Brittany Fero, principal at PB&

DDB: Liked it. “I love the throwback to their roots. DDB has always been a strong brand. This shows confidence in that. The mark reinterprets the the brand for today without reinventing it. That’s what strong brands do best.”

Joan: It was OK. “It feels more ‘mature.’ But also feels like it lost some of its playfulness.”

Nakita Pope, brand strategist and ‘chief chick’ at Branding Chicks

DDB: Loved it. “Although this new look from DDB harkens back to their original logo, it feels fresh. The simplified shapes are more contemporary and waiting to be filled visually. There is a glimpse of the multiple ways they would use those windows to represent different themes, clients, locations, etc. in the video about the rebrand on their website right now. The world and its cultures change quickly. As culture creators, we need to be able to adapt.”

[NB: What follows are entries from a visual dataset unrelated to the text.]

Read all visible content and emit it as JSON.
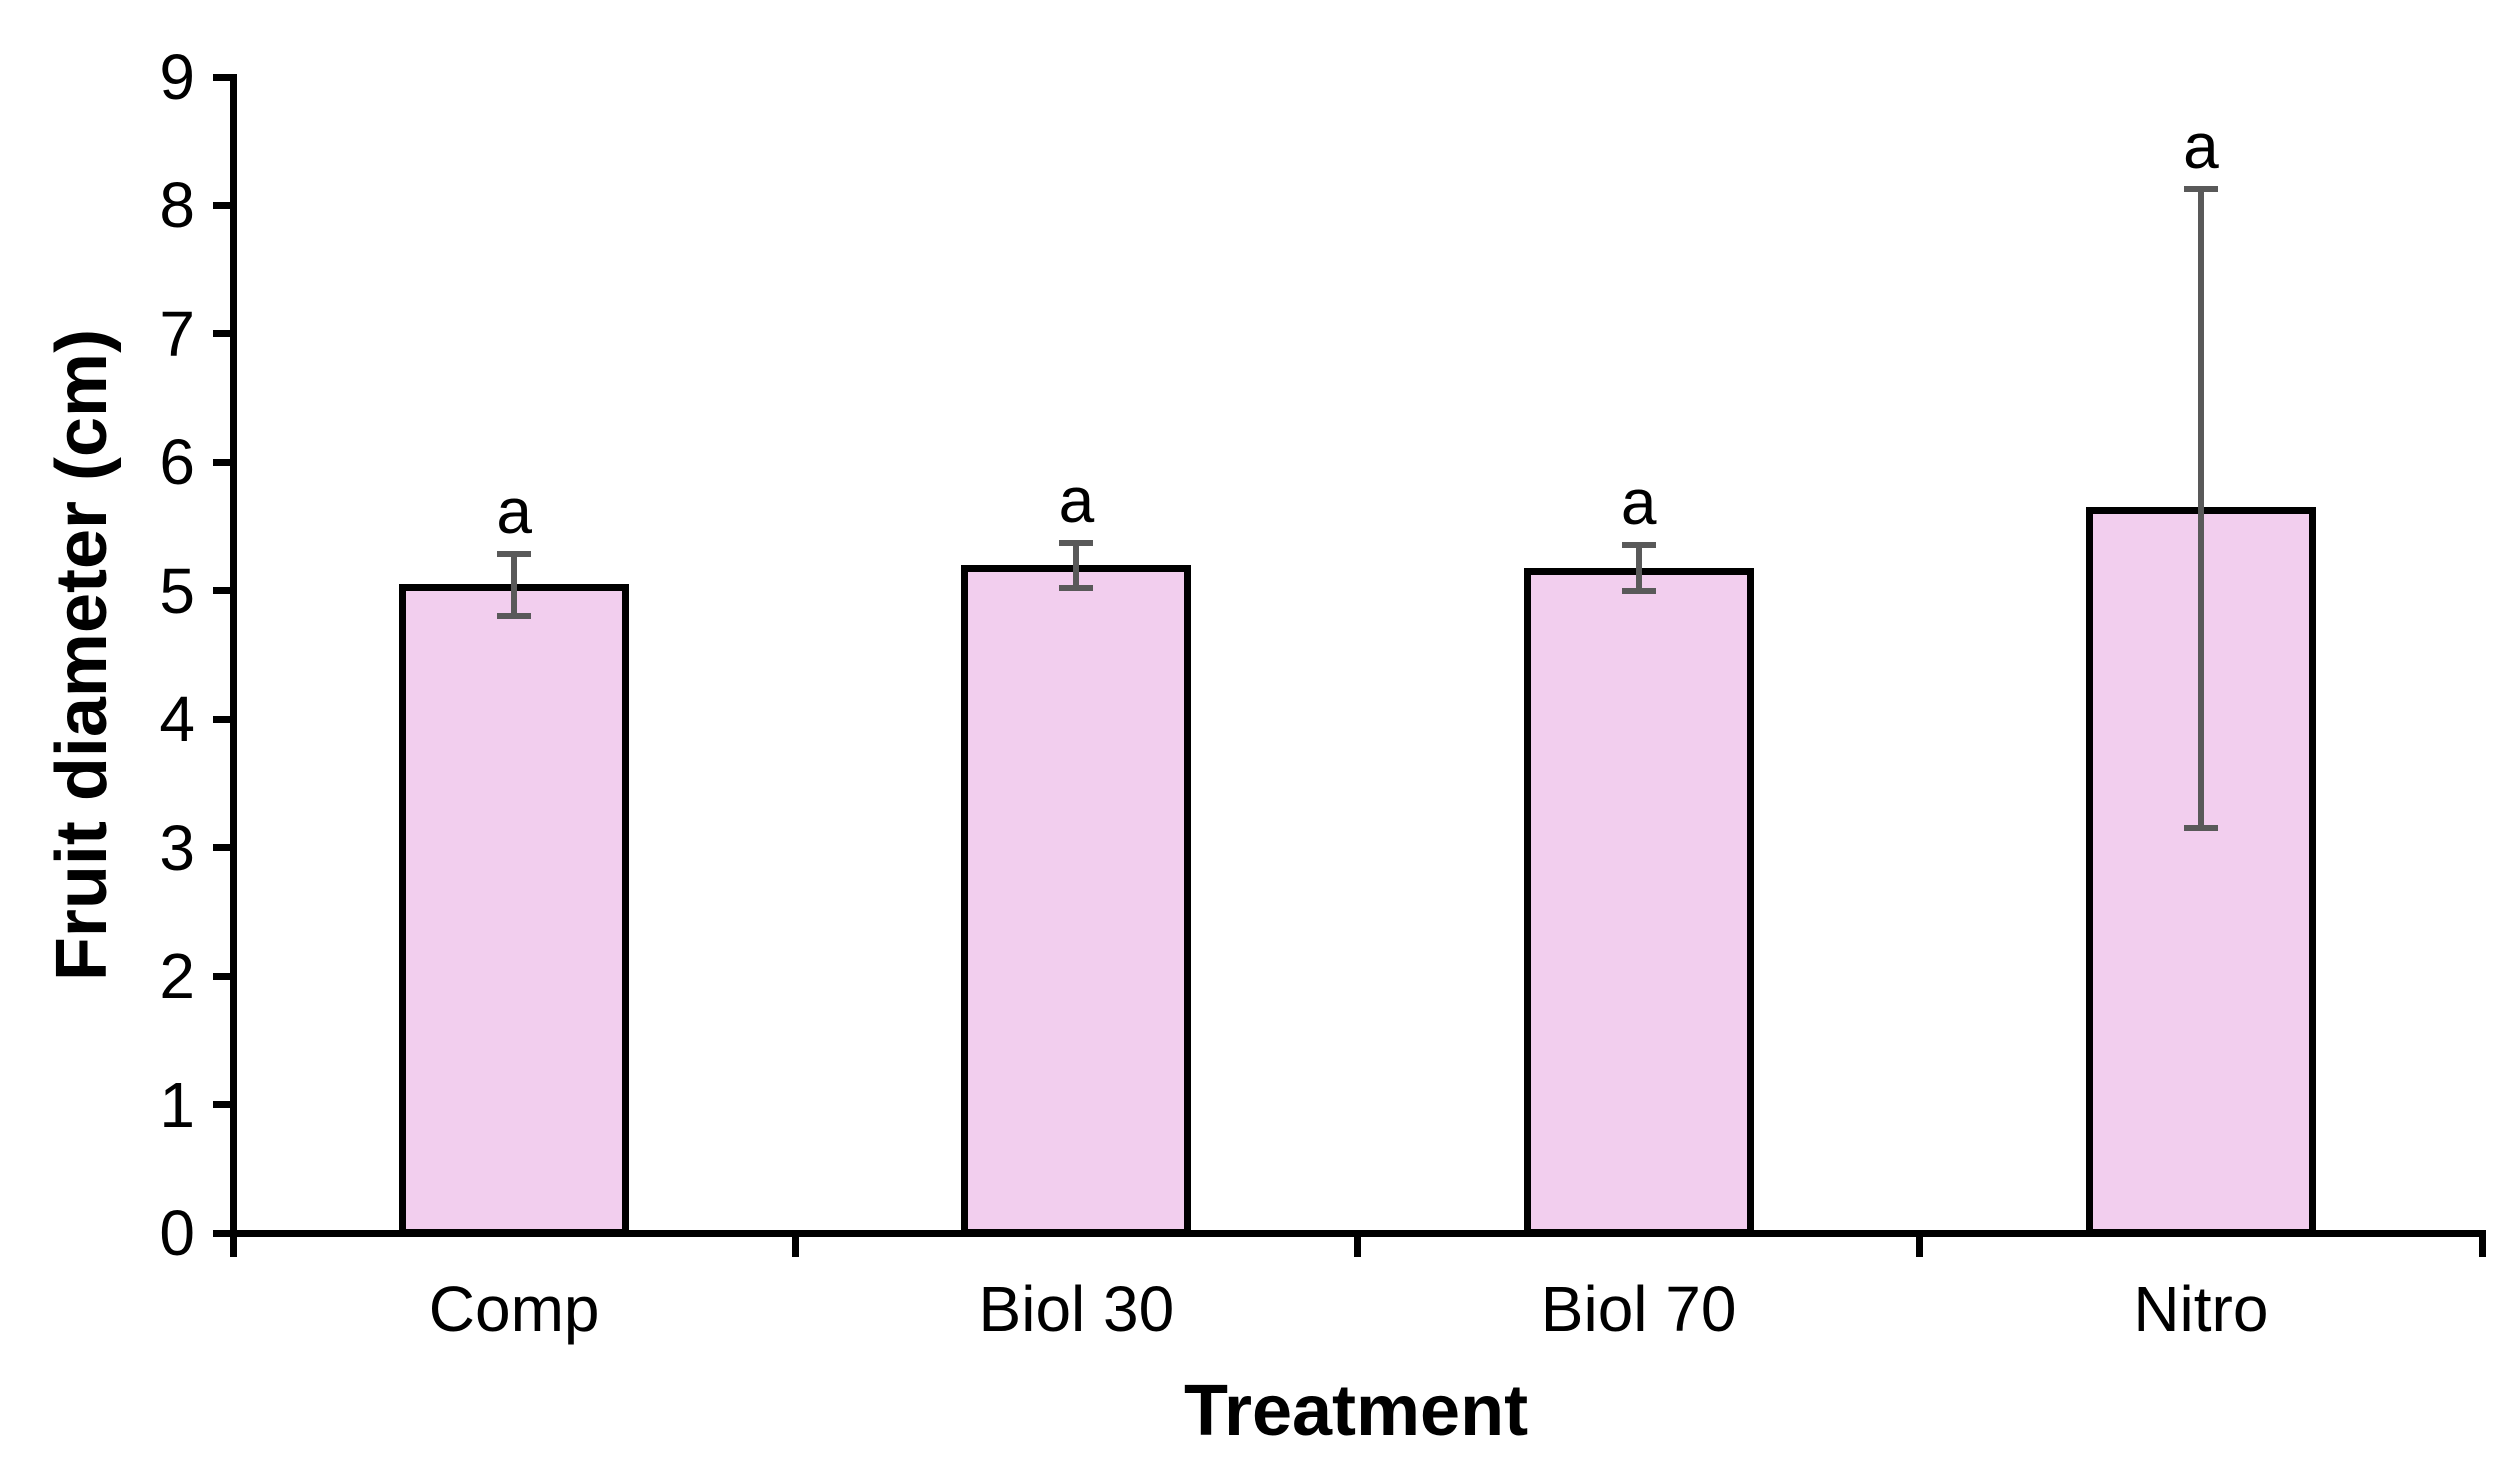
{
  "figure": {
    "background": "#FFFFFF"
  },
  "chart_data": {
    "type": "bar",
    "title": "",
    "xlabel": "Treatment",
    "ylabel": "Fruit diameter (cm)",
    "categories": [
      "Comp",
      "Biol 30",
      "Biol 70",
      "Nitro"
    ],
    "values": [
      5.05,
      5.2,
      5.18,
      5.65
    ],
    "error_low": [
      4.8,
      5.02,
      5.0,
      3.15
    ],
    "error_high": [
      5.29,
      5.37,
      5.36,
      8.13
    ],
    "sig_labels": [
      "a",
      "a",
      "a",
      "a"
    ],
    "ylim": [
      0,
      9
    ],
    "yticks": [
      0,
      1,
      2,
      3,
      4,
      5,
      6,
      7,
      8,
      9
    ],
    "grid": false,
    "legend": false,
    "colors": {
      "bar_fill": "#F2CEEE",
      "bar_border": "#000000",
      "error_bar": "#595959",
      "axis": "#000000",
      "text": "#000000"
    }
  }
}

Joan: Liked it. “Joan’s new look is still simple and no-nonsense but it has depth. The letterforms used in their logotype are a beautiful combination of sharp edges and rounded corners that make it a bit edgy while still open and friendly at the same time. It feels like Joan grew up a bit and is now coming into her own, which is exactly what you want from any proactive rebrand.”

Douglas Davis, chair, BFA in Communication Design at New York City College of Technology

DDB: Loved it. “As a designer who broke into advertising, I remember walking into DDB’s offices on Madison Avenue wondering why the place looked like we were accountants. These were the days when an agency’s creative personality didn’t reach its own identity, interior design or website. So, I’m glad to see this design build on Bernbach’s respect for what a concept looked like. Then again, respect for visual problem solving makes sense when you’re partnered with Paul Rand. The perspective that combined the visual alongside the verbal changed advertising and is still influencing how we see the Ds make the B. That’s why the new logo is successful, it requires the viewer to see both the parts and the whole. It’s candy.”

Joan: It was OK. “I’m not a fan of Joan’s new look, but typographically speaking, they took risks I can respect. It’s risky in my view because it sacrifices the legibility of the J in exchange for the dagger application. And yet it’s better than the typeface they had, which felt too much like Jet, their client’s logo. All in all, typefaces go in and out of fashion, so this choice feels good for being noticed. Turned my head.”

Katie Lamb Shomaker, managing director of FL+G

DDB: Loved it. “DDB’s redesign does a great job modernizing the visual identity yet holding true to the company’s essence, making [it] feel authentic to the brand. I love that the various global offices can customize the design to their market needs. This is something that speaks so well to creativity being at the core of the DDB brand.”

Joan: Liked it. “The new logo definitely represents a strong brand that is ready to lead a revolution, more so than the previous design did, with its lowercase, rounded letters. The new logo simply conjures an image and a force that the previous one did not.”